Le pays se vide de sa sève nourricière, sa matière grise, ses enfants au fil des années. Tout le monde veut partir, quitter ce train qui traîne et zigzague en pleins rails, aller n’importe où, pour peu que l’on n’entende guère ce gargouillis du corps malade, avec ses bruits et ses flatulences.
Faut-il un mécanicien pour le moteur de la locomotive? Crient certains voyageurs, dépités par les vrombissements qui n’en finissent pas, les fumées noires et les pannes récurrentes! Mais, pardi, répondent d’autres, où est justement ce mécanicien, capable de réparer tout un appareil en dysfonctionnement ? La question n’est pas anodine, car elle démontre combien le bout du tunnel est encore loin.

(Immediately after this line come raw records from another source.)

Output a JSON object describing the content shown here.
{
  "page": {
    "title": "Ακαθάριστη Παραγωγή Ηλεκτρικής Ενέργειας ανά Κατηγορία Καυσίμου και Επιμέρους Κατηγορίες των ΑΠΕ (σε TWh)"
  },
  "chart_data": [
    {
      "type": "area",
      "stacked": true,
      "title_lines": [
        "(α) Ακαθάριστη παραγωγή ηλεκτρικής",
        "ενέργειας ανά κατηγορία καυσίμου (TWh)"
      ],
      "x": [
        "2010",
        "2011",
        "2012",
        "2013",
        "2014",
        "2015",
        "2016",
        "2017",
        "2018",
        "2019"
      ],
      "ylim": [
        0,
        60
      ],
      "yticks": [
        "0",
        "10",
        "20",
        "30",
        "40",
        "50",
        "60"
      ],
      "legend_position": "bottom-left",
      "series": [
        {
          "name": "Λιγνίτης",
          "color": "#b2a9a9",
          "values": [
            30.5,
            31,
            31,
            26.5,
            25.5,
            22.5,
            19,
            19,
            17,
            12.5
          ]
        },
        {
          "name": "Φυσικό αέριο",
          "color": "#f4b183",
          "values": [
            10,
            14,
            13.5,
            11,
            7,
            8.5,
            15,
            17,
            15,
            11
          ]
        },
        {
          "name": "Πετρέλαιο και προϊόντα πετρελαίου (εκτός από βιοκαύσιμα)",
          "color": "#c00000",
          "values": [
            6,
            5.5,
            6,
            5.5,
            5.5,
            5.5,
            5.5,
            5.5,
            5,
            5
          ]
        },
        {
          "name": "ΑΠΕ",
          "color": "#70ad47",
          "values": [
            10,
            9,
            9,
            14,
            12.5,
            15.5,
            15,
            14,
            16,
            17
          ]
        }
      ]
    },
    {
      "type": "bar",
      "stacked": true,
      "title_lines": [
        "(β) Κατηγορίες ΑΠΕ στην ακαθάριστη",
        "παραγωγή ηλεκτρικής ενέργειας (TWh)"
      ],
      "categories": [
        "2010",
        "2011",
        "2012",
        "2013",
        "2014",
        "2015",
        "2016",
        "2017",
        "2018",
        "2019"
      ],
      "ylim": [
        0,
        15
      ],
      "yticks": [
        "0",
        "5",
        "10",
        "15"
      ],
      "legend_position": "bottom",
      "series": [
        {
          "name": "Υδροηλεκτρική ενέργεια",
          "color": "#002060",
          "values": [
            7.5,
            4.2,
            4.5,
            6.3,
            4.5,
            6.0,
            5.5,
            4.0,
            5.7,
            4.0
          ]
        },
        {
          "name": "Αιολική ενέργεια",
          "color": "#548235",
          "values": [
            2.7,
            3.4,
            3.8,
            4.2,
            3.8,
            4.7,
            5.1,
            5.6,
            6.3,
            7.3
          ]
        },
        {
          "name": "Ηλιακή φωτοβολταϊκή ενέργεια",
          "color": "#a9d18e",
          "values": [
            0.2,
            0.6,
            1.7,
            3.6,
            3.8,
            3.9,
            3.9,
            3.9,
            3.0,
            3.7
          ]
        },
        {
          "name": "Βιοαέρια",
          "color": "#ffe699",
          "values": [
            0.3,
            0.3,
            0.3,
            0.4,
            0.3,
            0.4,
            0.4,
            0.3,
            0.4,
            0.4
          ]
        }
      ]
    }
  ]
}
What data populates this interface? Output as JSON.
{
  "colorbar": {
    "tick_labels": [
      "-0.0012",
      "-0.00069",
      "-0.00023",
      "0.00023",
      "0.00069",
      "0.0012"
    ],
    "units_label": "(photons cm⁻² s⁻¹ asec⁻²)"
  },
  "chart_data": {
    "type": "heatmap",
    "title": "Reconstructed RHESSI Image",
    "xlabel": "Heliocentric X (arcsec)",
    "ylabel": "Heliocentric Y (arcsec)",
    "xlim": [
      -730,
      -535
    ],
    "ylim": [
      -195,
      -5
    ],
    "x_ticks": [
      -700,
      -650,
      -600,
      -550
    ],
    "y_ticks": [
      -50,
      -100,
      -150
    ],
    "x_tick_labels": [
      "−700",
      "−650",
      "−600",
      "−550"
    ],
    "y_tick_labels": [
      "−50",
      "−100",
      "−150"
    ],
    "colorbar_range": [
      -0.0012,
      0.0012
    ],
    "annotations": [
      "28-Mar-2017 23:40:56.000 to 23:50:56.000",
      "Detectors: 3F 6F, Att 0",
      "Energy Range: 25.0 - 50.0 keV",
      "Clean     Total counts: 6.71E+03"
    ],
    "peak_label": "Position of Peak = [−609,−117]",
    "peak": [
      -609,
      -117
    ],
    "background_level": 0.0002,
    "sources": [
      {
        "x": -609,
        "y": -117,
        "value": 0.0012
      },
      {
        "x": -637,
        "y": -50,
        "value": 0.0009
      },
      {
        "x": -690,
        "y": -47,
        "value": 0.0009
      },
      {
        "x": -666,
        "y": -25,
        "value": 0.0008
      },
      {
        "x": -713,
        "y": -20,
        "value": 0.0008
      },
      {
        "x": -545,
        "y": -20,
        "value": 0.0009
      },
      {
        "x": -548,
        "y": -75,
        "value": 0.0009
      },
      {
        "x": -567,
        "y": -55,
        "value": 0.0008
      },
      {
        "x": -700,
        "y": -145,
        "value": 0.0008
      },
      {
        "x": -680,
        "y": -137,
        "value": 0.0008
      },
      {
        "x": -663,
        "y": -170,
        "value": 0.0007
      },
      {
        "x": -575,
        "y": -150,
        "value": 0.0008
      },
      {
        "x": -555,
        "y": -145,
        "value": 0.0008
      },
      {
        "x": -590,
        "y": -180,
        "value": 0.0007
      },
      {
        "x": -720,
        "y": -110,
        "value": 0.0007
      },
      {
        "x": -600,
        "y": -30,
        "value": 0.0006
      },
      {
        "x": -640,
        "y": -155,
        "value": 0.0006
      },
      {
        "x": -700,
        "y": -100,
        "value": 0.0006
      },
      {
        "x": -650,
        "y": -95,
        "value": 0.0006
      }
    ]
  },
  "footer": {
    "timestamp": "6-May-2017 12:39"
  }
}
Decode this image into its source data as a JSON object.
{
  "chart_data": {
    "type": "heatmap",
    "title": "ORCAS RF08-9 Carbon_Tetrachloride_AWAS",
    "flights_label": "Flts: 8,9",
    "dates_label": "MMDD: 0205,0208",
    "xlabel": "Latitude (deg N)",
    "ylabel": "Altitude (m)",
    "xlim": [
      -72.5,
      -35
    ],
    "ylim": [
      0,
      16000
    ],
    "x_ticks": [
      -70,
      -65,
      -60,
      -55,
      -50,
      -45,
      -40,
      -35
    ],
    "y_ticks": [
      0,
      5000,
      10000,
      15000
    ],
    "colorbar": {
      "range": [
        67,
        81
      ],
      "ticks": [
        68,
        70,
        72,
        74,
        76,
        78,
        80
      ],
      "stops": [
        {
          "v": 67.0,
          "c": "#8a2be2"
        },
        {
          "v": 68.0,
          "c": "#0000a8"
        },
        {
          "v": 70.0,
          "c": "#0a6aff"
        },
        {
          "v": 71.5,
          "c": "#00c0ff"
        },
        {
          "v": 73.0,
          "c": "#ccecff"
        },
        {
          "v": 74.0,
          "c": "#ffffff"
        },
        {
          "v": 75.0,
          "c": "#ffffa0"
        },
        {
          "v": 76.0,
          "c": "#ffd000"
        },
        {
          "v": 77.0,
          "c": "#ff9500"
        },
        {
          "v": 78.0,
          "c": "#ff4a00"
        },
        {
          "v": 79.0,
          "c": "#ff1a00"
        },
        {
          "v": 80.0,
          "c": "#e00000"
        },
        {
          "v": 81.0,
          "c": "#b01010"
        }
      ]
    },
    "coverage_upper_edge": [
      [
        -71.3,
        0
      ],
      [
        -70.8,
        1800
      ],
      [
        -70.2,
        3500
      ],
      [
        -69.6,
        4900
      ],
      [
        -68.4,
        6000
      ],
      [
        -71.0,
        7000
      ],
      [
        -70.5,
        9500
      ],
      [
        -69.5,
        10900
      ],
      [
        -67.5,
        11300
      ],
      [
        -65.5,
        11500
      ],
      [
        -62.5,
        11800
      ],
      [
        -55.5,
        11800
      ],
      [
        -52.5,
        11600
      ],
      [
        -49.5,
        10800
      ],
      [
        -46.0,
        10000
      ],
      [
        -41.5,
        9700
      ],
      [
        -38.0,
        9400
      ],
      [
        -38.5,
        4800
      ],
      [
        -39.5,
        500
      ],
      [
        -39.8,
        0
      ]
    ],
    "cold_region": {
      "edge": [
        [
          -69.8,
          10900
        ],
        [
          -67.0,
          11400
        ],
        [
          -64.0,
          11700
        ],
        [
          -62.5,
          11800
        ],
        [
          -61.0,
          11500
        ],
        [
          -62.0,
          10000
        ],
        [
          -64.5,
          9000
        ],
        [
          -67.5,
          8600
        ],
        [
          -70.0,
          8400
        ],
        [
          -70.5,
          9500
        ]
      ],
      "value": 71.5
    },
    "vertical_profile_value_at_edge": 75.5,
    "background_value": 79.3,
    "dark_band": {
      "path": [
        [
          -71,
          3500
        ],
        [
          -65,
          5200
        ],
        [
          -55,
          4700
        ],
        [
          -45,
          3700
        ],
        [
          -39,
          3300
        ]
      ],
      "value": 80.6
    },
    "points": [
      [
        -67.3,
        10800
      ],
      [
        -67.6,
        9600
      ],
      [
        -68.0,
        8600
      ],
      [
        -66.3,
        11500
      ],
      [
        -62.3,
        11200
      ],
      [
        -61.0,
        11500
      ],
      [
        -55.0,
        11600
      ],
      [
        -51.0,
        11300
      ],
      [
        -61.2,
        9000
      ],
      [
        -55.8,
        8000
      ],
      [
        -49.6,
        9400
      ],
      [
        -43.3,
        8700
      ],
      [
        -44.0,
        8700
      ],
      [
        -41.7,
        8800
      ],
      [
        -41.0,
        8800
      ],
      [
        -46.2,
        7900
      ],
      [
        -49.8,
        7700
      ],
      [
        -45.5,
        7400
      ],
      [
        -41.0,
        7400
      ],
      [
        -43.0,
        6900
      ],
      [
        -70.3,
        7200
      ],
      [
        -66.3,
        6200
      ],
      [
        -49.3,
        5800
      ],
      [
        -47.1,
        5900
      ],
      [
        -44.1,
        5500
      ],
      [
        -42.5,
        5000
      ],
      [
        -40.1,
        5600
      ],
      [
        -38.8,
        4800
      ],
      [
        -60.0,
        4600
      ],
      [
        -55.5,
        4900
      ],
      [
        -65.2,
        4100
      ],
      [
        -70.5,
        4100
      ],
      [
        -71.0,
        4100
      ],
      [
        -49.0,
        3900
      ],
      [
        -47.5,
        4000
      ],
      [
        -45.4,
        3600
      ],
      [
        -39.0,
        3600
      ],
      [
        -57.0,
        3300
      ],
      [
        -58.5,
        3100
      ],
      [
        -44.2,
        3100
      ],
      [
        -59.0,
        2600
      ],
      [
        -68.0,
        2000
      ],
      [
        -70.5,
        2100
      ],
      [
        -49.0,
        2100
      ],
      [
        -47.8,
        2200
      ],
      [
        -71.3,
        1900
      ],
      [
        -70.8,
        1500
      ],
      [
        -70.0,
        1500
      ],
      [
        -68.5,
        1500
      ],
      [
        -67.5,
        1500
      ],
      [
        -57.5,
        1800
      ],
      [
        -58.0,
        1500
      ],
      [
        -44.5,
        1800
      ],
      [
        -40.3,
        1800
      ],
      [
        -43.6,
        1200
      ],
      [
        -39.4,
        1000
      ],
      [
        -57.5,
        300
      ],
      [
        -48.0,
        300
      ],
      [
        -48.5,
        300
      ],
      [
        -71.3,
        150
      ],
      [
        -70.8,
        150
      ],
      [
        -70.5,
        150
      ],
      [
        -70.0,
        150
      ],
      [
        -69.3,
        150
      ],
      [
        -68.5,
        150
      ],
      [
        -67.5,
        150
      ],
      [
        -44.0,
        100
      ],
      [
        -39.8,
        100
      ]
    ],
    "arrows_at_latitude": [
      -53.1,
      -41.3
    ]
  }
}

Entre les Algériens qui pleurent le départ récent de quelques 1.200 médecins en France et ceux qui leur trouvent des justifications et des raisons légitimes, la polémique enfle chez nous, à tel point que l’affaire devienne un sujet de débat sur les réseaux sociaux. Le pays saigne de toutes parts, et ses forces vives censées lui porter un baume sur ses blessures, le quittent à contre-cœur, par manque de moyens, par manque de considération et d’égards à leurs mérites.
Nos compétences ont percé partout dans le monde, sauf chez elles. C’est cela qui a poussé, par exemple, la seule cardiologue en exercice dans la wilaya d’Adrar ( Sud algérien) à aller en France, parmi cette promotion de 1200 médecins. Adrar, vous m’entendez gens de bonne volonté qui me lisez, restera désormais sans cardiologue. C’est à peine croyable.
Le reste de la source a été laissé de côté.